AI is changing work, and businesses and professionals are having to adapt. LinkedIn, the world’s largest professional network with more than one billion members in 200-plus countries, has introduced its first AI agent—Hiring Assistant —that’s designed to take on a recruiter’s most repetitive tasks so they can spend time on the most impactful work for their job. In this interview, Erran Berger, vice-president of product engineering at LinkedIn, speaks to Sudhir Chowdhary on how AI is creating new jobs and skills, transforming careers, and spurring productivity and innovation. Excerpts:
What is the impact of agentic AI on HR functions?

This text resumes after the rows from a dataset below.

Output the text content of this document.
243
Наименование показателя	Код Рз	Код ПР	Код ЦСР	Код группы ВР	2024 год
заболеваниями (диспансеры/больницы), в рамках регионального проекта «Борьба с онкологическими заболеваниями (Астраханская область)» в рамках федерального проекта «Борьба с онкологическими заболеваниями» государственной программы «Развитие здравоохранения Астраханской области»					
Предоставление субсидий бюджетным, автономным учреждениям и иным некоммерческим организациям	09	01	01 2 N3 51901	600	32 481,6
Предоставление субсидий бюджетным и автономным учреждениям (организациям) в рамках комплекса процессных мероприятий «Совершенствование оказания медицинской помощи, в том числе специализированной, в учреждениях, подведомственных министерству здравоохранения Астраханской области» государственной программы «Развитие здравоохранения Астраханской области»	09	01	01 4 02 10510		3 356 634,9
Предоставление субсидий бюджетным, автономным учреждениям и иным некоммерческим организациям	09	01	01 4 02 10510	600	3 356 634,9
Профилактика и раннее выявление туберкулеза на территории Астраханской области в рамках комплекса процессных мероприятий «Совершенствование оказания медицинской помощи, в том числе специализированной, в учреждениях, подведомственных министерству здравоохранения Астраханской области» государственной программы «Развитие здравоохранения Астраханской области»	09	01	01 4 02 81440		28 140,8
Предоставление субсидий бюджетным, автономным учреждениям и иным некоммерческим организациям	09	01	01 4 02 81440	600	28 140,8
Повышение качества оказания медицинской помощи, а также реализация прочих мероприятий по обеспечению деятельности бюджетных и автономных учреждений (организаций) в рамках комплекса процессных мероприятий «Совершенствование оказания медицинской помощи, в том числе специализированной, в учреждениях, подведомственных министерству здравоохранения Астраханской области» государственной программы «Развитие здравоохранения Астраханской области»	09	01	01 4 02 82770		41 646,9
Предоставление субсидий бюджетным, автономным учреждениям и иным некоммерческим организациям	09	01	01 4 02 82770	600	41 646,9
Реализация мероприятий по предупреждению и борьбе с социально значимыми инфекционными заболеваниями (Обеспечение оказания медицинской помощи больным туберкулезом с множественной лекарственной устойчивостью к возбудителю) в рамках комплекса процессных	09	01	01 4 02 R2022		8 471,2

AI’s impact is most evident in the HR leaders’ approach to hiring. As nearly 70% of recruiters in India (per a recent LinkedIn report) find it more challenging to find qualified talent for a role over the past year, recruiters are utilising AI to be more effective. By automating some routine tasks like finding candidates and assisting in applicant review, AI agents allow recruiters to focus on high-impact, strategic responsibilities. While recruiters will be able to spend significantly less time on these tasks, they will be in full control throughout the process. This shift enhances operational productivity and has the potential to elevate recruiters’ roles and make them even more pivotal to achieving organisational success. Agents will empower recruiters with more time to build deeper relationships with candidates and hiring managers, fostering a recruitment model that prioritises human connection and candidate experience.
How does LinkedIn use AI?
LinkedIn has a long history of using AI and we have been leveraging AI for many years to help our members and customers, from the launch of the ‘people you may know’ feature over a decade ago to now successfully implementing GenAI across our product suite. The introduction of our first AI agent—Hiring Assistant—builds on this history, with a strong human-centric approach at the core. This approach allows us to harness AI to drive efficiency, while maintaining our focus on enhancing the recruiter’s experience and keeping them at the centre of the process.
How does it benefit recruiters?
Hiring Assistant is designed to handle a recruiter’s most repetitive tasks—intake, sourcing, outreach, and screening—allowing recruiters to focus on high-impact activities. By leveraging LinkedIn’s vast Economic Graph and LLM-powered reasoning, the assistant identifies qualified candidates, refines job descriptions, and automates communications. Importantly, recruiters remain in full control, supervising AI-driven processes and providing feedback on candidates throughout the entire process, while benefiting from increased speed.
What we are really excited about is that our AI agent will continue to help with skills-based hiring by providing candidate recommendations based on skills, as opposed to traditional proxies like where someone went to school or previous employers. Hiring Assistant is available today to LinkedIn’s own recruiters and is currently in testing with a select group of customers in Australia, Brazil, Canada, India, Mexico, Singapore and the United States. We’ll roll it out to more customers globally over the coming months.
Any ethical concerns that need to be addressed?
We adhere to our Responsible AI Principles to ensure AI-driven hiring tools are fair, transparent, and unbiased. Our human-centric approach ensures that AI agents work under human supervision, escalating tasks when necessary and incorporating user feedback to improve over time. Features like experiential memory allow hiring assistants to personalise workflows while maintaining accountability. AI hiring tools also help with skills-based hiring by providing candidate recommendations based on skills, as opposed to traditional proxies like where someone went to school or previous employers.